Strive’s focus on “attitude” cuts to the deepest truths about inner-city joblessness. At its crudest, the welfare debate has sounded like an argument between those who believe that poor minorities are lazy and don’t want to work and those who think they really want to work but simply can’t find jobs. Strive’s experience casts doubt on both positions. As many close observers of ghetto life like William Julius Wilson and Elijah Anderson have remarked, inner-city residents at least state a belief in the importance of hard work and personal initiative. In fact, the people who come to Strive are obsessed with finding jobs and are tearfully grateful to the staff when they do so—the office is filled with mushy thank-you notes, stuffed animals, balloons, and other gifts of appreciation.

Still, Wilson’s theory—that though inner-city people want jobs, the only kind of work for which they are qualified has “disappeared”—is also at odds with Strive’s experience. The main disjunction Strive’s staff members see is that between the values of the street and those of the mainstream work world. Socialized to the norms of street honor, their clients are imprisoned in failure by a reluctance to accept the alien atmosphere and petty humiliations inevitable at almost any workplace. It would not surprise Strive’s staff to learn from urban ethnologist Phillipe Bourgois, who studied the crack subculture on the very blocks around Strive’s East Harlem site, that when some of his subjects were fired from legitimate jobs, they would treat their return to the street “as a triumph of free will and resistance.” As the opposite face of the same coin, many successful Strive participants have had the experience of Zakeina, one former welfare mother I spoke with, whose friend warned her to quit the program because she had begun “acting white” and “putting on airs.”

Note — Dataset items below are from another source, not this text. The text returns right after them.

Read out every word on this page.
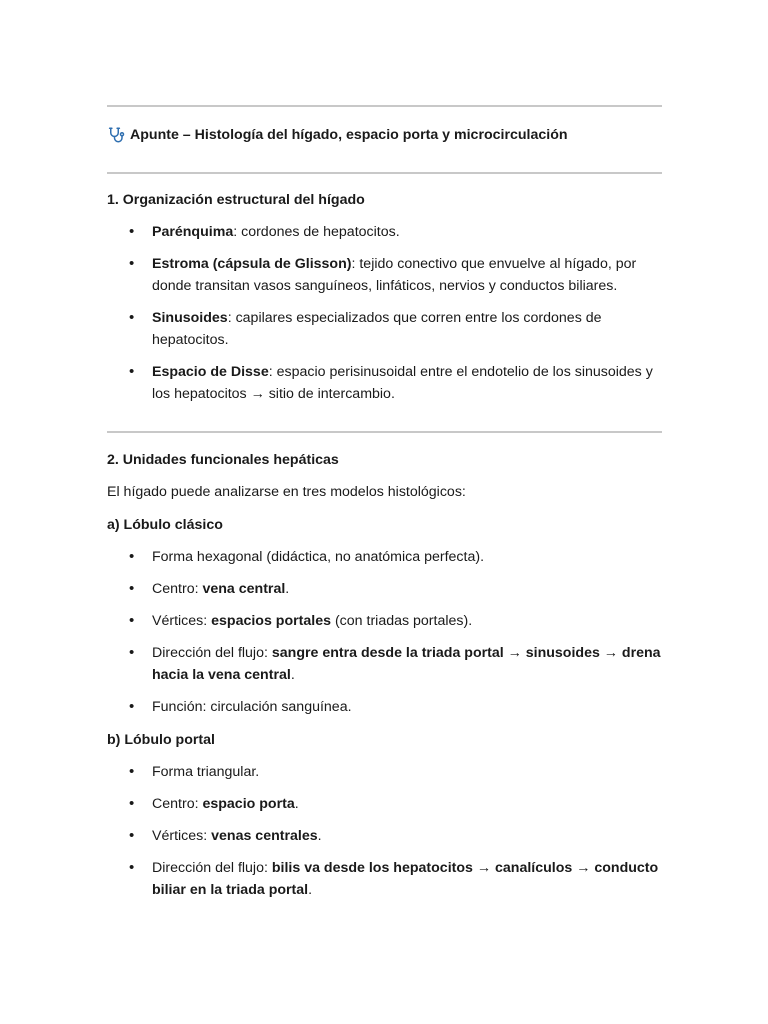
Apunte – Histología del hígado, espacio porta y microcirculación
1. Organización estructural del hígado
• Parénquima: cordones de hepatocitos.
• Estroma (cápsula de Glisson): tejido conectivo que envuelve al hígado, por donde transitan vasos sanguíneos, linfáticos, nervios y conductos biliares.
• Sinusoides: capilares especializados que corren entre los cordones de hepatocitos.
• Espacio de Disse: espacio perisinusoidal entre el endotelio de los sinusoides y los hepatocitos → sitio de intercambio.
2. Unidades funcionales hepáticas
El hígado puede analizarse en tres modelos histológicos:
a) Lóbulo clásico
• Forma hexagonal (didáctica, no anatómica perfecta).
• Centro: vena central.
• Vértices: espacios portales (con triadas portales).
• Dirección del flujo: sangre entra desde la triada portal → sinusoides → drena hacia la vena central.
• Función: circulación sanguínea.
b) Lóbulo portal
• Forma triangular.
• Centro: espacio porta.
• Vértices: venas centrales.
• Dirección del flujo: bilis va desde los hepatocitos → canalículos → conducto biliar en la triada portal.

During the orientation, Berlack, who has the comic timing and talent for mimicry of Eddie Murphy, uses his experience in the army to drive home the theme of “attitude.” Suddenly and unexpectedly, he screams hysterically to a young woman whom he has been teasing in the front of the room: “Duck!” She flinches in shocked surprise. In the riff that follows, he mimics a stereotypic black street tough. He ambles forward in what Tom Wolfe has called the “pimp roll” and says in a heavy accent: “‘Who you tellin’ to duck? Ain’t nobody goin’ to tell me what to do. I don’t duck for no one.’ And you know what happens to that guy?” Berlack has returned to his usual Andover-smooth English with just a hint of a Southern accent. “He’s dead meat, because there’s a bullet flying by, and he ‘don’t take no orders from no one.’”

During the three weeks of the workshop, the seriousness underlying this comedy grows increasingly clear. Early on, prospective participants are warned that they are being tested: “Strive is not a democracy. Adhere to our rules or leave.” Some will; by Monday the 60 people at Friday’s orientation have dwindled to 40.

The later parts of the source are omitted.